The classical treatment methods in oncology are chemotherapy, radiotherapy and surgery. In some types of cancers, one of these methods may be sufficient, while in others, it may be necessary to use some or all of these methods at the same time or in a particular order.
Interventional radiological methods have become increasingly important in cancer treatment especially after 2000s. These methods, also referred to as interventional oncology because they are applied in cancer, can be divided into two groups as percutaneous ablations and arterial interventions . Just like radiotherapy and surgery, interventional oncological methods are effective locally (loco-regional treatments) and not or less effective in the whole body, so they are used as alternatives to surgery and radiotherapy in some patients. However, since cancer treatment is a long-lasting process, it may be necessary to use interventional oncological methods in combination with conventional methods such as surgery, chemotherapy and radiotherapy.

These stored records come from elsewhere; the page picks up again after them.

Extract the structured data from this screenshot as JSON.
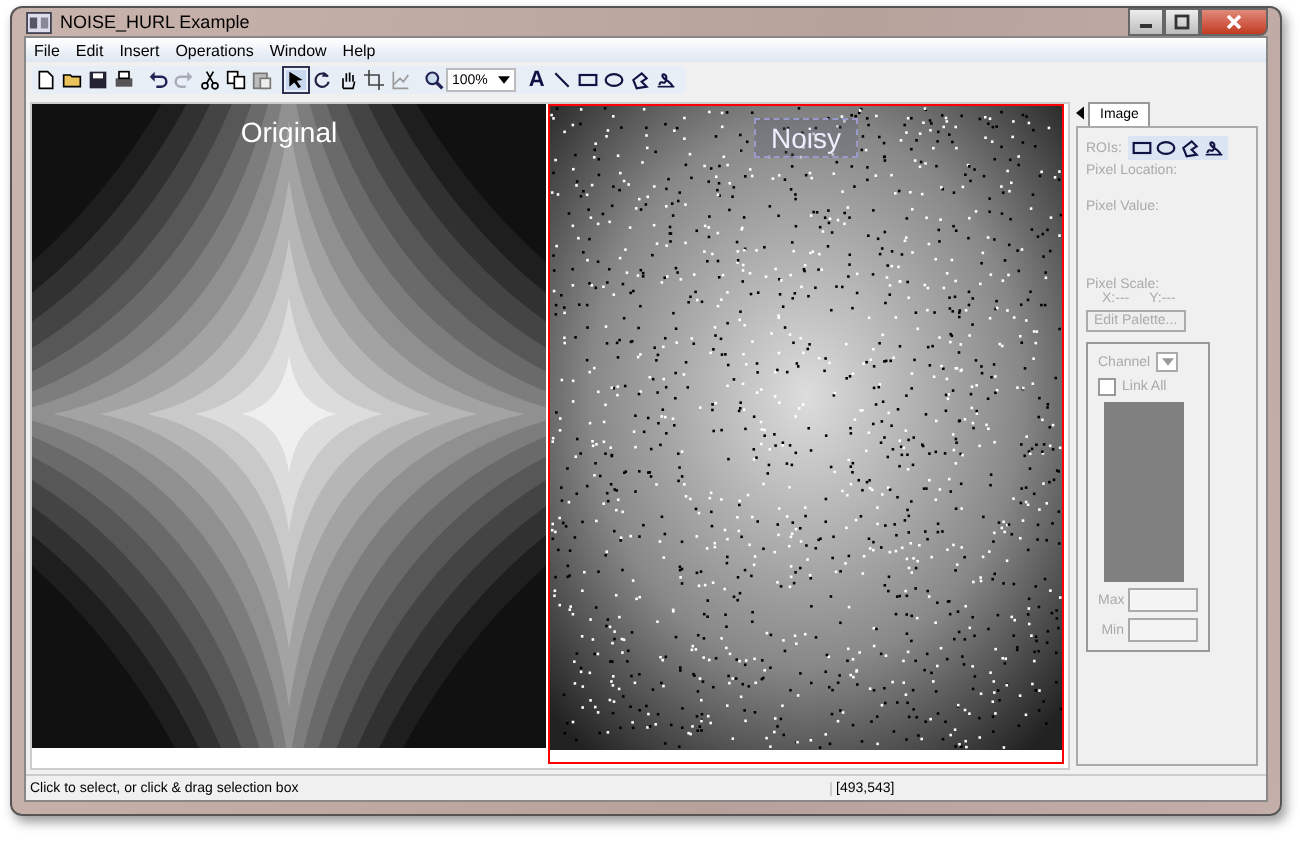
{
  "window": {
    "title": "NOISE_HURL Example"
  },
  "menu": [
    "File",
    "Edit",
    "Insert",
    "Operations",
    "Window",
    "Help"
  ],
  "toolbar": [
    {
      "kind": "new",
      "selected": false
    },
    {
      "kind": "open",
      "selected": false
    },
    {
      "kind": "save",
      "selected": false
    },
    {
      "kind": "print",
      "selected": false
    },
    {
      "kind": "sep"
    },
    {
      "kind": "undo",
      "selected": false
    },
    {
      "kind": "redo",
      "selected": false
    },
    {
      "kind": "cut",
      "selected": false
    },
    {
      "kind": "copy",
      "selected": false
    },
    {
      "kind": "paste",
      "selected": false
    },
    {
      "kind": "sep"
    },
    {
      "kind": "pointer",
      "selected": true
    },
    {
      "kind": "rotate",
      "selected": false
    },
    {
      "kind": "hand",
      "selected": false
    },
    {
      "kind": "crop",
      "selected": false
    },
    {
      "kind": "axes",
      "selected": false
    },
    {
      "kind": "sep"
    },
    {
      "kind": "zoom",
      "selected": false
    }
  ],
  "zoom": {
    "value": "100%"
  },
  "draw_tools": [
    {
      "kind": "text",
      "label": "A"
    },
    {
      "kind": "line"
    },
    {
      "kind": "rect"
    },
    {
      "kind": "ellipse"
    },
    {
      "kind": "polygon"
    },
    {
      "kind": "freehand"
    }
  ],
  "images": [
    {
      "kind": "gradient",
      "label": "Original",
      "selected": false
    },
    {
      "kind": "noisy",
      "label": "Noisy",
      "selected": true
    }
  ],
  "panel": {
    "tab": {
      "label": "Image",
      "selected": true
    },
    "disabled": true,
    "roi_label": "ROIs:",
    "roi_tools": [
      {
        "kind": "rect"
      },
      {
        "kind": "ellipse"
      },
      {
        "kind": "polygon"
      },
      {
        "kind": "freehand"
      }
    ],
    "pixel_location": "Pixel Location:",
    "pixel_value": "Pixel Value:",
    "pixel_scale": "Pixel Scale:",
    "x_label": "X:---",
    "y_label": "Y:---",
    "edit_palette": "Edit Palette...",
    "channel_label": "Channel",
    "link_all": {
      "label": "Link All",
      "checked": false
    },
    "max_label": "Max",
    "min_label": "Min"
  },
  "status_bar": {
    "message": "Click to select, or click & drag selection box",
    "coords": "[493,543]"
  }
}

In recent years, it has been found out that most of the cancers have subgroups, and that these groups, which were always treated in the same way in the past, are actually different from each other and may be sensitive to different treatment methods. These subgroups can be differentiated from one another by some histopathological, genetic and receptor examinations from biopsy specimens and it can be realized which subgroup is more sensitive to which treatment method. Apart from this, some factors specific to the patient, such as age, gender, heart and lung diseases, may also require us to change the treatment method. All these developments have changed the classical concept that was previously used in cancer, and nowadays cancer treatment is generally administered in an individualized manner (personalized cancer treatment).

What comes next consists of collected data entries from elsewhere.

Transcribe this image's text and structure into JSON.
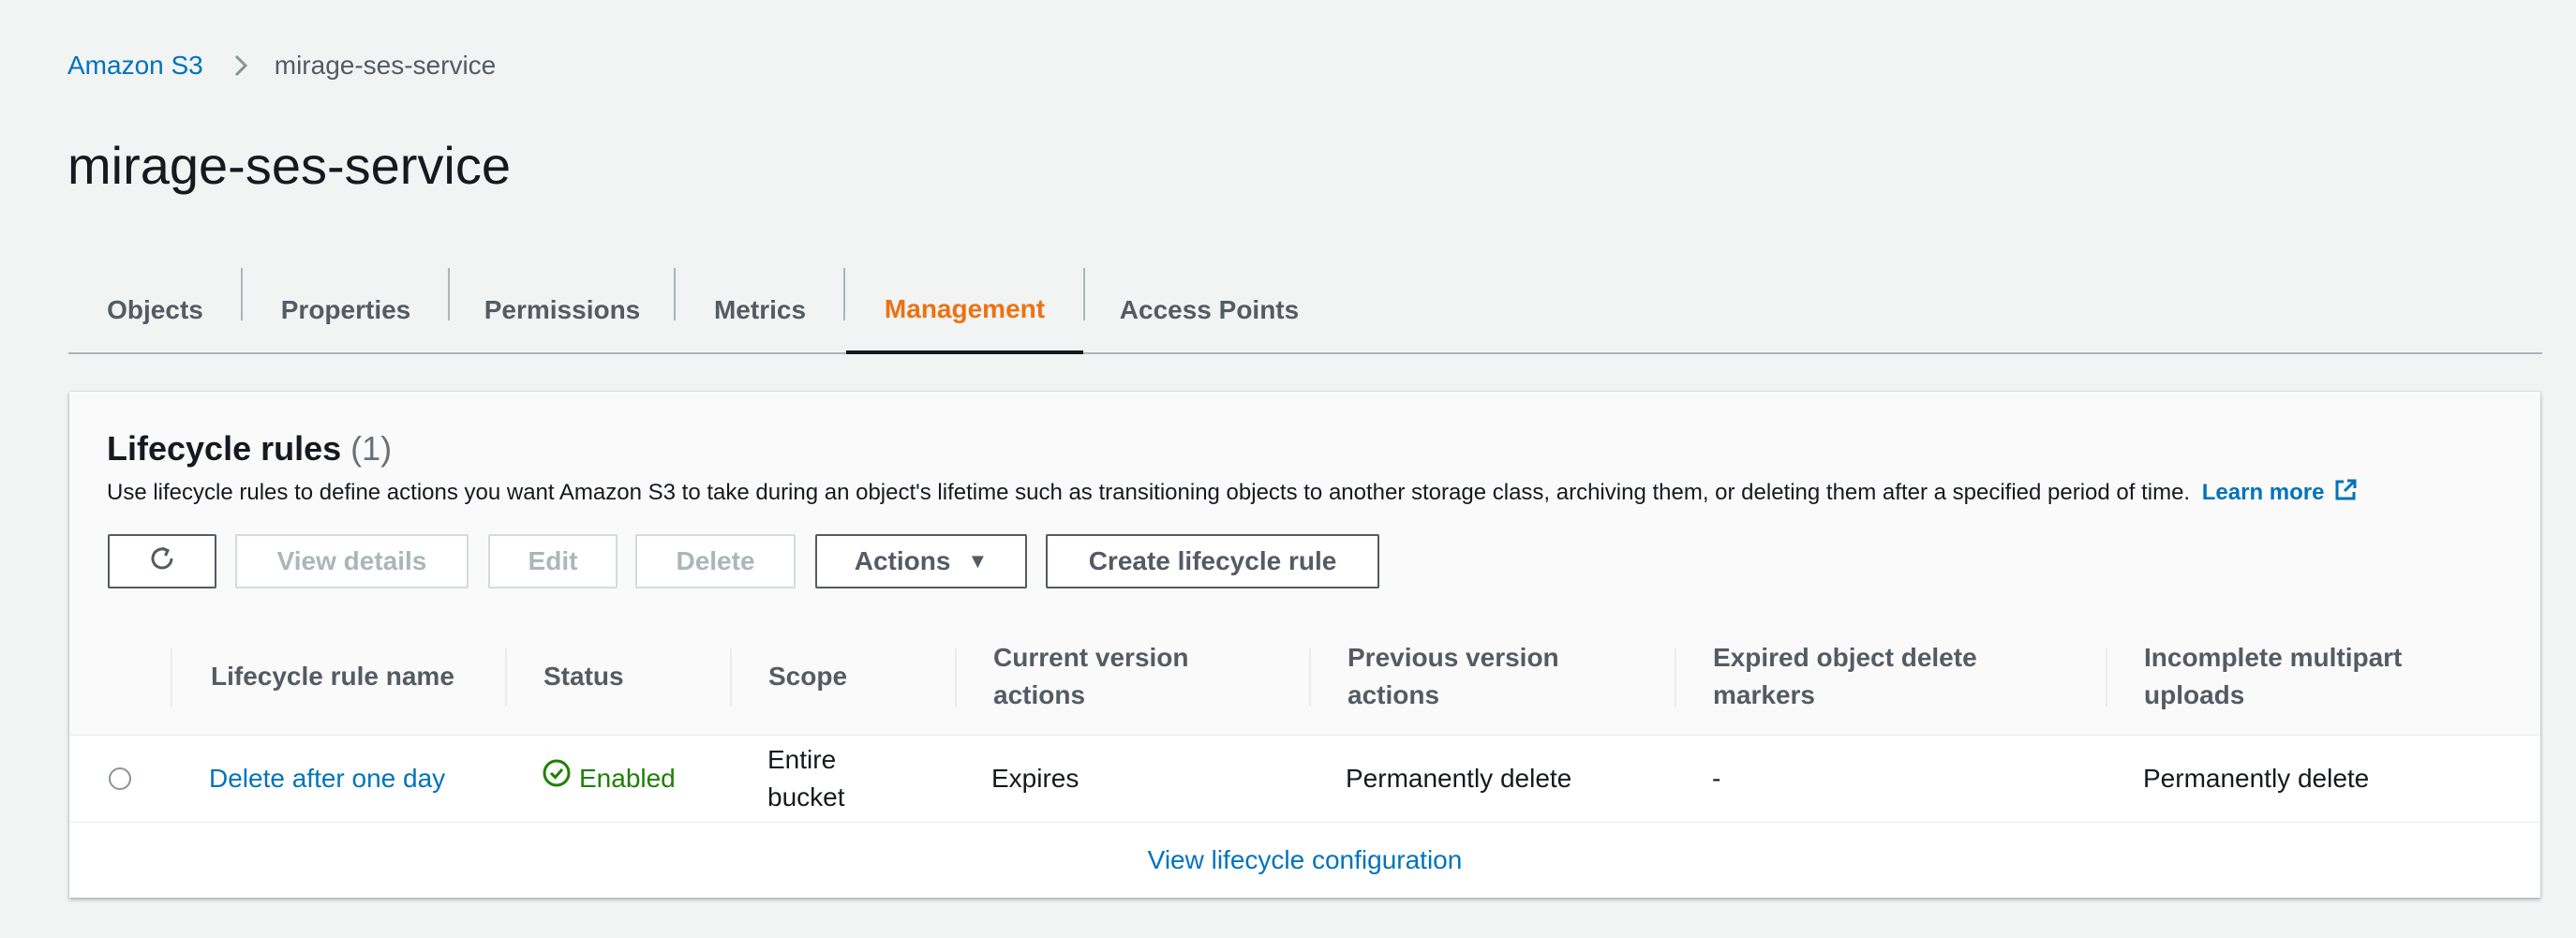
{
  "breadcrumb": {
    "root": "Amazon S3",
    "current": "mirage-ses-service"
  },
  "page": {
    "title": "mirage-ses-service"
  },
  "tabs": [
    {
      "label": "Objects",
      "active": false
    },
    {
      "label": "Properties",
      "active": false
    },
    {
      "label": "Permissions",
      "active": false
    },
    {
      "label": "Metrics",
      "active": false
    },
    {
      "label": "Management",
      "active": true
    },
    {
      "label": "Access Points",
      "active": false
    }
  ],
  "lifecycle": {
    "title": "Lifecycle rules",
    "count": "(1)",
    "description": "Use lifecycle rules to define actions you want Amazon S3 to take during an object's lifetime such as transitioning objects to another storage class, archiving them, or deleting them after a specified period of time.",
    "learn_more": "Learn more",
    "buttons": {
      "refresh_icon": "refresh-icon",
      "view_details": "View details",
      "edit": "Edit",
      "delete": "Delete",
      "actions": "Actions",
      "create": "Create lifecycle rule"
    },
    "columns": [
      "Lifecycle rule name",
      "Status",
      "Scope",
      "Current version actions",
      "Previous version actions",
      "Expired object delete markers",
      "Incomplete multipart uploads"
    ],
    "rows": [
      {
        "name": "Delete after one day",
        "status": "Enabled",
        "scope": "Entire bucket",
        "current_actions": "Expires",
        "previous_actions": "Permanently delete",
        "expired_markers": "-",
        "incomplete_uploads": "Permanently delete"
      }
    ],
    "footer_link": "View lifecycle configuration"
  },
  "colors": {
    "link": "#0073bb",
    "active_tab": "#ec7211",
    "enabled": "#1d8102",
    "background": "#f2f3f3"
  }
}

As a result, the treatment of cancer has become more sophisticated and complicated than before, that necessiates participation of multiple specialties into the therapy. Since cancer patients are divided into many subgroups, diagnosis and treatment approaches change rapidly and cancer patients live longer than in the past, problems that had not been seen before have begun to be seen. At present, modern oncology centers have a cancer team consisting of oncologists, surgeons, radiotherapists, interventional radiologists, nuclear medicine and radiology specialists as well as other related physicians, and critical treatment decisions are made by consencus.